Но вот хворь моя прошла совершенно, и Ганзелин объявил, что больше опасаться нечего. В тот памятный день отец подтолкнул меня вперед, чтобы я поблагодарил врача за его самоотверженную заботу обо мне. Мать хмурилась, ей это было не по нутру. Какие еще благодарности! Врачу следует заплатить, и только. Однако у отца вид был торжественный. Я поклонился Ганзелину и пролепетал несколько несвязных фраз. Тут я впервые увидел его улыбку. Прекрасной эту улыбку назвать было нельзя; она обнажала его передние зубы, почерневшие от курения, и больше походила на усмешку. По окончании этой мучительной процедуры мать вздохнула с облегчением, — и так громко, что мы все оглянулись. Бедняжка полагала, будто теперь ей больше не придется спорить с грубияном доктором. Как она ошибалась! Новый камень преткновения обнаружился раньше, чем отзвучал ее вздох. Ганзелин выдвинул требование лечить меня водными и солнечными ваннами.
Не знаю, было ли это предписание разумным на взгляд нынешних врачей; на загорание и обливание холодной водой Ганзелин отмерял пятнадцать минут — полчаса, что скорее имело целью закаливание, дабы уменьшить мою необыкновенную подверженность насморкам и простуде. После подобных болезней, сколько мне известно, от солнца и купания лучше некоторое время воздерживаться.

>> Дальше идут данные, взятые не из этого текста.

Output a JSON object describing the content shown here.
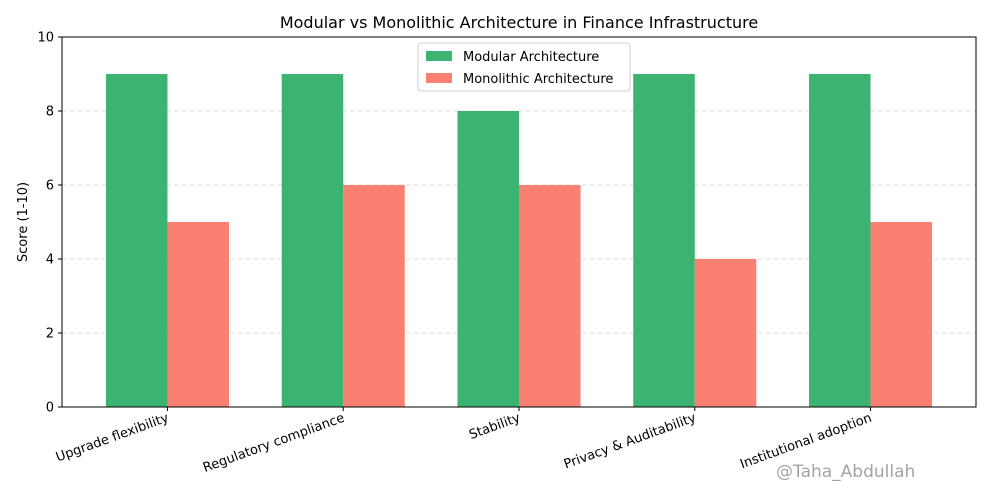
{
  "chart_data": {
    "type": "bar",
    "title": "Modular vs Monolithic Architecture in Finance Infrastructure",
    "xlabel": "",
    "ylabel": "Score (1-10)",
    "ylim": [
      0,
      10
    ],
    "yticks": [
      "0",
      "2",
      "4",
      "6",
      "8",
      "10"
    ],
    "grid": "horizontal-dashed",
    "legend_position": "top-center",
    "categories": [
      "Upgrade flexibility",
      "Regulatory compliance",
      "Stability",
      "Privacy & Auditability",
      "Institutional adoption"
    ],
    "series": [
      {
        "name": "Modular Architecture",
        "color": "#3cb371",
        "values": [
          9,
          9,
          8,
          9,
          9
        ]
      },
      {
        "name": "Monolithic Architecture",
        "color": "#fa8072",
        "values": [
          5,
          6,
          6,
          4,
          5
        ]
      }
    ]
  },
  "watermark": "@Taha_Abdullah"
}
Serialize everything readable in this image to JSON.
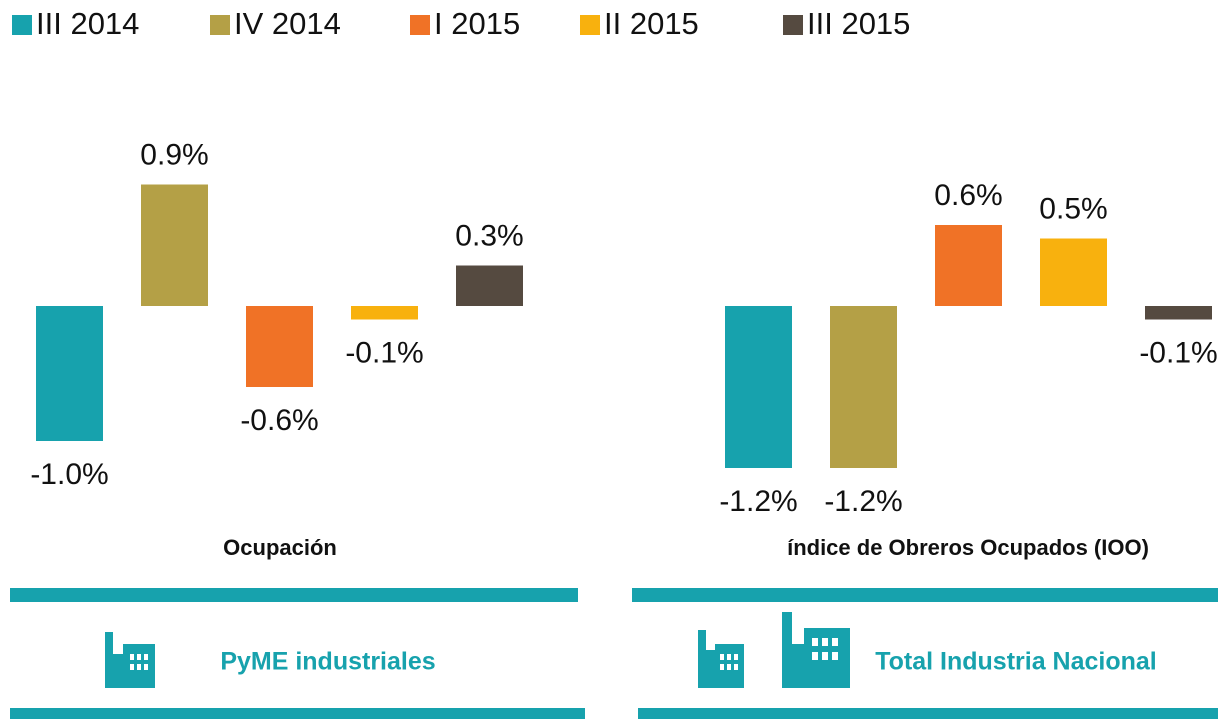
{
  "legend": {
    "items": [
      {
        "name": "III 2014",
        "color": "#17a2ad"
      },
      {
        "name": "IV 2014",
        "color": "#b4a046"
      },
      {
        "name": "I 2015",
        "color": "#f07226"
      },
      {
        "name": "II 2015",
        "color": "#f8b10e"
      },
      {
        "name": "III 2015",
        "color": "#554a40"
      }
    ]
  },
  "chart_data": [
    {
      "type": "bar",
      "title": "Ocupación",
      "banner": "PyME industriales",
      "values": [
        -1.0,
        0.9,
        -0.6,
        -0.1,
        0.3
      ],
      "value_labels": [
        "-1.0%",
        "0.9%",
        "-0.6%",
        "-0.1%",
        "0.3%"
      ],
      "ylim": [
        -1.3,
        1.0
      ]
    },
    {
      "type": "bar",
      "title": "índice de Obreros Ocupados (IOO)",
      "banner": "Total Industria Nacional",
      "values": [
        -1.2,
        -1.2,
        0.6,
        0.5,
        -0.1
      ],
      "value_labels": [
        "-1.2%",
        "-1.2%",
        "0.6%",
        "0.5%",
        "-0.1%"
      ],
      "ylim": [
        -1.3,
        1.0
      ]
    }
  ]
}
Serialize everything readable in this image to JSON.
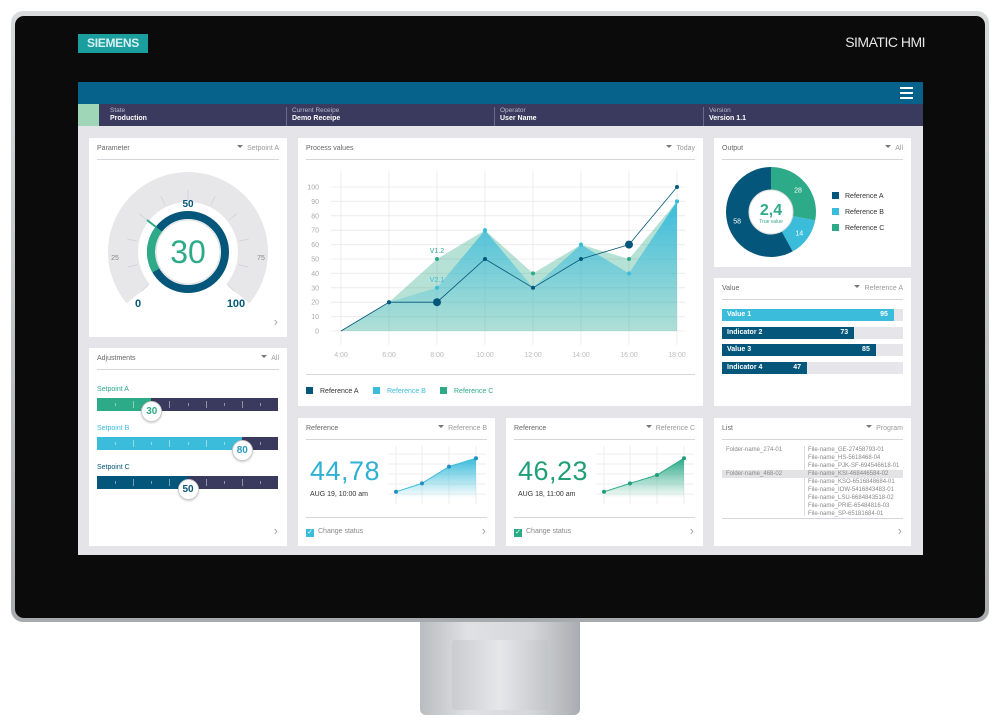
{
  "device": {
    "logo": "SIEMENS",
    "brand": "SIMATIC HMI"
  },
  "status": [
    {
      "label": "State",
      "value": "Production"
    },
    {
      "label": "Current Receipe",
      "value": "Demo Receipe"
    },
    {
      "label": "Operator",
      "value": "User Name"
    },
    {
      "label": "Version",
      "value": "Version 1.1"
    }
  ],
  "colors": {
    "dark_blue": "#04577a",
    "light_blue": "#3bbcdb",
    "green": "#2daa87",
    "navy": "#3a3a5e",
    "topbar": "#06628a"
  },
  "parameter": {
    "title": "Parameter",
    "filter": "Setpoint A",
    "value": "30",
    "ticks": [
      "0",
      "25",
      "50",
      "75",
      "100"
    ],
    "level": 30
  },
  "adjustments": {
    "title": "Adjustments",
    "filter": "All",
    "sliders": [
      {
        "label": "Setpoint A",
        "value": "30",
        "level": 30,
        "color": "#2daa87"
      },
      {
        "label": "Setpoint B",
        "value": "80",
        "level": 80,
        "color": "#3bbcdb"
      },
      {
        "label": "Setpoint C",
        "value": "50",
        "level": 50,
        "color": "#04577a"
      }
    ]
  },
  "process": {
    "title": "Process values",
    "filter": "Today"
  },
  "chart_data": {
    "type": "area",
    "x": [
      "4:00",
      "6:00",
      "8:00",
      "10:00",
      "12:00",
      "14:00",
      "16:00",
      "18:00"
    ],
    "ylim": [
      0,
      100
    ],
    "yticks": [
      "0",
      "10",
      "20",
      "30",
      "40",
      "50",
      "60",
      "70",
      "80",
      "90",
      "100"
    ],
    "grid": true,
    "legend": "bottom-left",
    "series": [
      {
        "name": "Reference A",
        "color": "#04577a",
        "values": [
          0,
          20,
          20,
          50,
          30,
          50,
          60,
          100
        ]
      },
      {
        "name": "Reference B",
        "color": "#3bbcdb",
        "values": [
          0,
          20,
          30,
          70,
          30,
          60,
          40,
          90
        ]
      },
      {
        "name": "Reference C",
        "color": "#2daa87",
        "values": [
          0,
          20,
          50,
          70,
          40,
          60,
          50,
          90
        ]
      }
    ],
    "annotations": [
      {
        "text": "V1.2",
        "series": "Reference C",
        "x": "8:00"
      },
      {
        "text": "V2.1",
        "series": "Reference B",
        "x": "8:00"
      }
    ]
  },
  "output": {
    "title": "Output",
    "filter": "All",
    "center_value": "2,4",
    "center_label": "True value",
    "slices": [
      {
        "name": "Reference C",
        "value": 28,
        "color": "#2daa87"
      },
      {
        "name": "Reference B",
        "value": 14,
        "color": "#3bbcdb"
      },
      {
        "name": "Reference A",
        "value": 58,
        "color": "#04577a"
      }
    ],
    "legend": [
      "Reference A",
      "Reference B",
      "Reference C"
    ]
  },
  "value": {
    "title": "Value",
    "filter": "Reference A",
    "bars": [
      {
        "label": "Value 1",
        "value": "95",
        "level": 95,
        "color": "#3bbcdb"
      },
      {
        "label": "Indicator 2",
        "value": "73",
        "level": 73,
        "color": "#04577a"
      },
      {
        "label": "Value 3",
        "value": "85",
        "level": 85,
        "color": "#04577a"
      },
      {
        "label": "Indicator 4",
        "value": "47",
        "level": 47,
        "color": "#04577a"
      }
    ]
  },
  "refB": {
    "title": "Reference",
    "filter": "Reference B",
    "value": "44,78",
    "date": "AUG 19, 10:00 am",
    "check": "Change status",
    "checked": true,
    "spark": [
      10,
      30,
      70,
      90
    ],
    "color": "#3bbcdb"
  },
  "refC": {
    "title": "Reference",
    "filter": "Reference C",
    "value": "46,23",
    "date": "AUG 18, 11:00 am",
    "check": "Change status",
    "checked": true,
    "spark": [
      10,
      30,
      50,
      90
    ],
    "color": "#2daa87"
  },
  "list": {
    "title": "List",
    "filter": "Program",
    "folders": [
      "Folder-name_274-01",
      "Folder-name_468-02"
    ],
    "selected_folder": 1,
    "files": [
      "File-name_GE-27458793-01",
      "File-name_HS-5618468-04",
      "File-name_PJK-SF-694546618-01",
      "File-name_KSI-468446584-02",
      "File-name_KSO-6516848684-01",
      "File-name_IOW-5416843483-01",
      "File-name_LSU-6684843518-02",
      "File-name_PRIE-65484816-03",
      "File-name_SP-65181684-01"
    ],
    "selected_file": 3
  }
}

Впрочем, поскольку болезнь не повторилась и никаких осложнений не последовало, можно считать, что Ганзелин был прав.
Я шел узенькой тропкой вверх по реке, перекинув через руку пальто. Уже стемнело. Вода отсвечивала тускло, как расплавленное олово; в ней отражались звезды. Их зыбкая россыпь была подобна голубоватым язычкам пламени в дымящемся шлаке. Вверху над долиной щетинился лес с его угрюмой тишиной. По левую руку от меня светились огоньки рассеянной по уступам скал деревеньки. Откуда-то с высоты доносились жалобные минорные звуки.
Эти звуки притягивали меня, как крысу игра на дудочке. Тоскливая протяжная мелодия плыла в ночи. Земля вздрагивала от моих шагов. Я снял шляпу. Дорогу мне перебежала белая кошка. Под сводом двух тополей, прилепившись к склону, стоял домик; свет в нем не горел, но все окошки были распахнуты настежь. Внезапно музыка смолкла. Музыкант испугался. Это был мальчик — без рубашки, в одних только планах и босой.
— Покажи! — попросил я его.
Мне хотелось увидеть инструмент, на котором он играл. Паренек нерешительно протянул мне его. Это оказалась окарина, глиняная раковина с несколькими дырками. Некогда была она, по-видимому, черная с позолотой, а теперь померкла от времени — как и моя далекая молодость.
Я держал этот предмет в руках, разглядывал его незатейливую, грубоватую форму, взвешивал на ладони, недоумевая, каким образом из мертвого куска глины можно извлечь столь манящие, столь сладостные звуки. И внезапно с поразительной ясностью возникла передо мной другая, схожая с этой картина: августовский вечер, небо, усыпанное звездами, я бреду в последний раз вдоль Безовки. На душе у меня тяжело, горько, ведь я расстаюсь с городком, где пережил много необыкновенных минут. И, как сегодня, тосковала в темноте окарина. В тот раз я не стал искать музыканта, не увидел его. Тогда это был лишь аккомпанемент, созвучный моему мальчишескому горю.